Band Reject Filters / Notch Filters
Our GPS notch filters serve to eliminate specific strong interfering signals located immediately adjacent to or within the utilized navigation spectrum, such as strong cellular carriers or terrestrial radio systems. They feature extremely deep stopband attenuation while the rest of the GPS passband remains nearly unaffected. This protection is fundamental to prevent saturation of the high-sensitivity correlators in the GPS receiver. By using our notch filters, the robustness of the infrastructure against narrowband interferers is massively increased, increasing the availability of positioning in RF-burdened environments.
Manually Tunable Band Reject Filters / Notch Filters
Frequency-tunable notch filters provide a flexible solution for interference suppression directly in the field during the commissioning of reference stations. By manually adjusting the stopband frequency, interfering signals caused, for example, by poorly performing radio systems in the vicinity can be masked immediately. This ensures the availability of navigation services without waiting for new filter hardware. The mechanical precision of our filters guarantees that once a stopband frequency is found, it remains stable, which is particularly decisive for permanently installed antenna sites.
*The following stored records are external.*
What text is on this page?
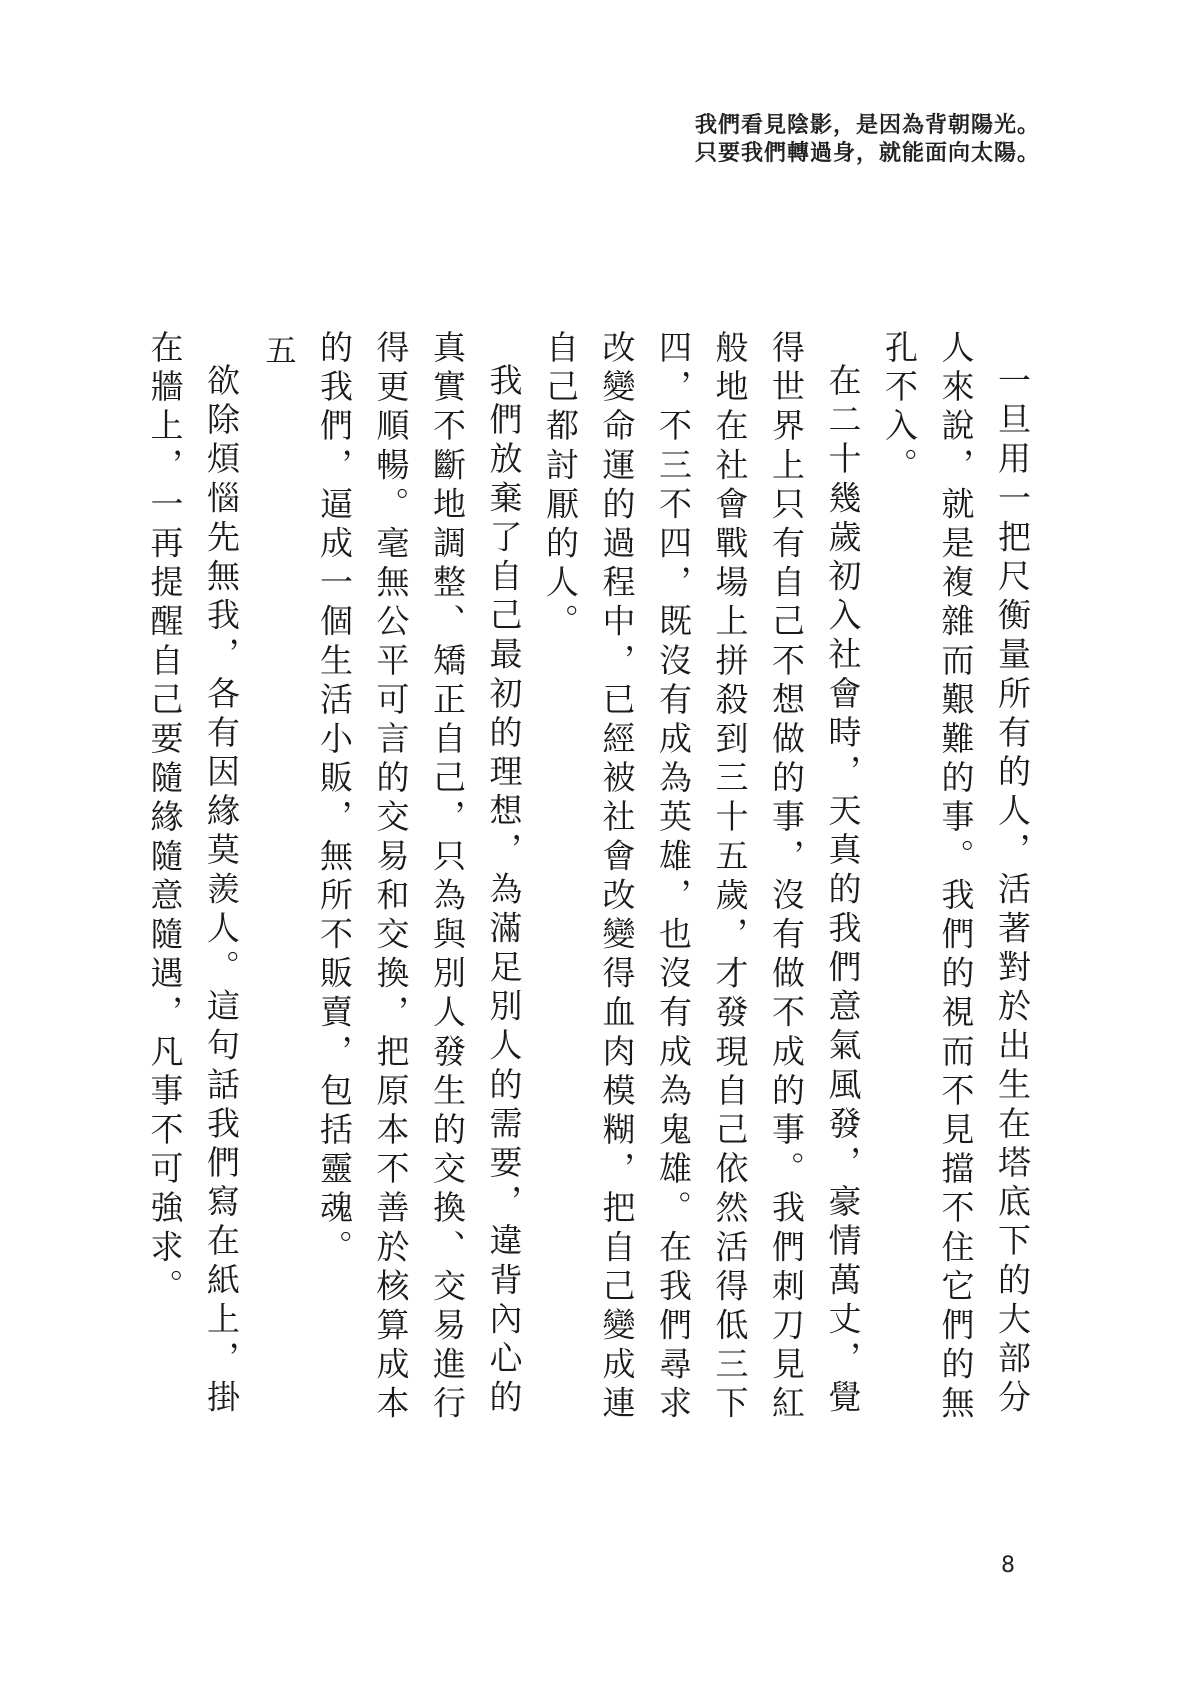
我們看見陰影，是因為背朝陽光。
只要我們轉過身，就能面向太陽。

一旦用一把尺衡量所有的人，活著對於出生在塔底下的大部分人來說，就是複雜而艱難的事。我們的視而不見擋不住它們的無孔不入。

在二十幾歲初入社會時，天真的我們意氣風發，豪情萬丈，覺得世界上只有自己不想做的事，沒有做不成的事。我們刺刀見紅般地在社會戰場上拼殺到三十五歲，才發現自己依然活得低三下四，不三不四，既沒有成為英雄，也沒有成為鬼雄。在我們尋求改變命運的過程中，已經被社會改變得血肉模糊，把自己變成連自己都討厭的人。

我們放棄了自己最初的理想，為滿足別人的需要，違背內心的真實不斷地調整、矯正自己，只為與別人發生的交換、交易進行得更順暢。毫無公平可言的交易和交換，把原本不善於核算成本的我們，逼成一個生活小販，無所不販賣，包括靈魂。

五

欲除煩惱先無我，各有因緣莫羨人。這句話我們寫在紙上，掛在牆上，一再提醒自己要隨緣隨意隨遇，凡事不可強求。

8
Digitally Tunable Band Reject Filters / Notch Filters
In intelligent navigation networks, digitally tunable notch filters enable an automated response to dynamic interference scenarios. Controlled by monitoring algorithms, these filters can dynamically mask interfering signals in real-time to maintain precision for critical applications such as automatic landings. Their integration into automation concepts for radio optimization allows for autonomous radio optimization of entire sites. Thanks to remote controllability, operators can adjust filter characteristics centrally, reducing operating costs and massively increasing the resilience of systems against new interference sources.
Monoplexer / Diplexer / Duplexer / Triplexer
Combining multiple GPS bands (e.g., L1/L2/L5) on a shared antenna requires high-performance multiplexers with extremely high isolation. Our triplexers for GNSS applications enable the simultaneous use of different frequency bands with minimal mutual interference. Wainwright Instruments manufactures these components with a focus on minimal group delay distortion so as not to impair positioning accuracy. Precise tuning prevents signal crosstalk and protects sensitive receiver paths in compact multi-frequency systems from overloading by external radiation. Our multiplexers are optimized for use in professional navigation systems and industrial infrastructure applications.
Absorptive Filters
Absorptive filters play a crucial role in the transmission infrastructure of GPS simulators and pseudolites to preserve signal purity. Rather than conducting unwanted harmonics or reflections back to the generator, these filters safely convert them into heat, preventing signal distortion. This is particularly important for complying with strict regulatory masks for test transmitters. Our absorptive filters are designed for continuous operation and increase simulation precision by consistently minimizing thermal stress and signal reflections.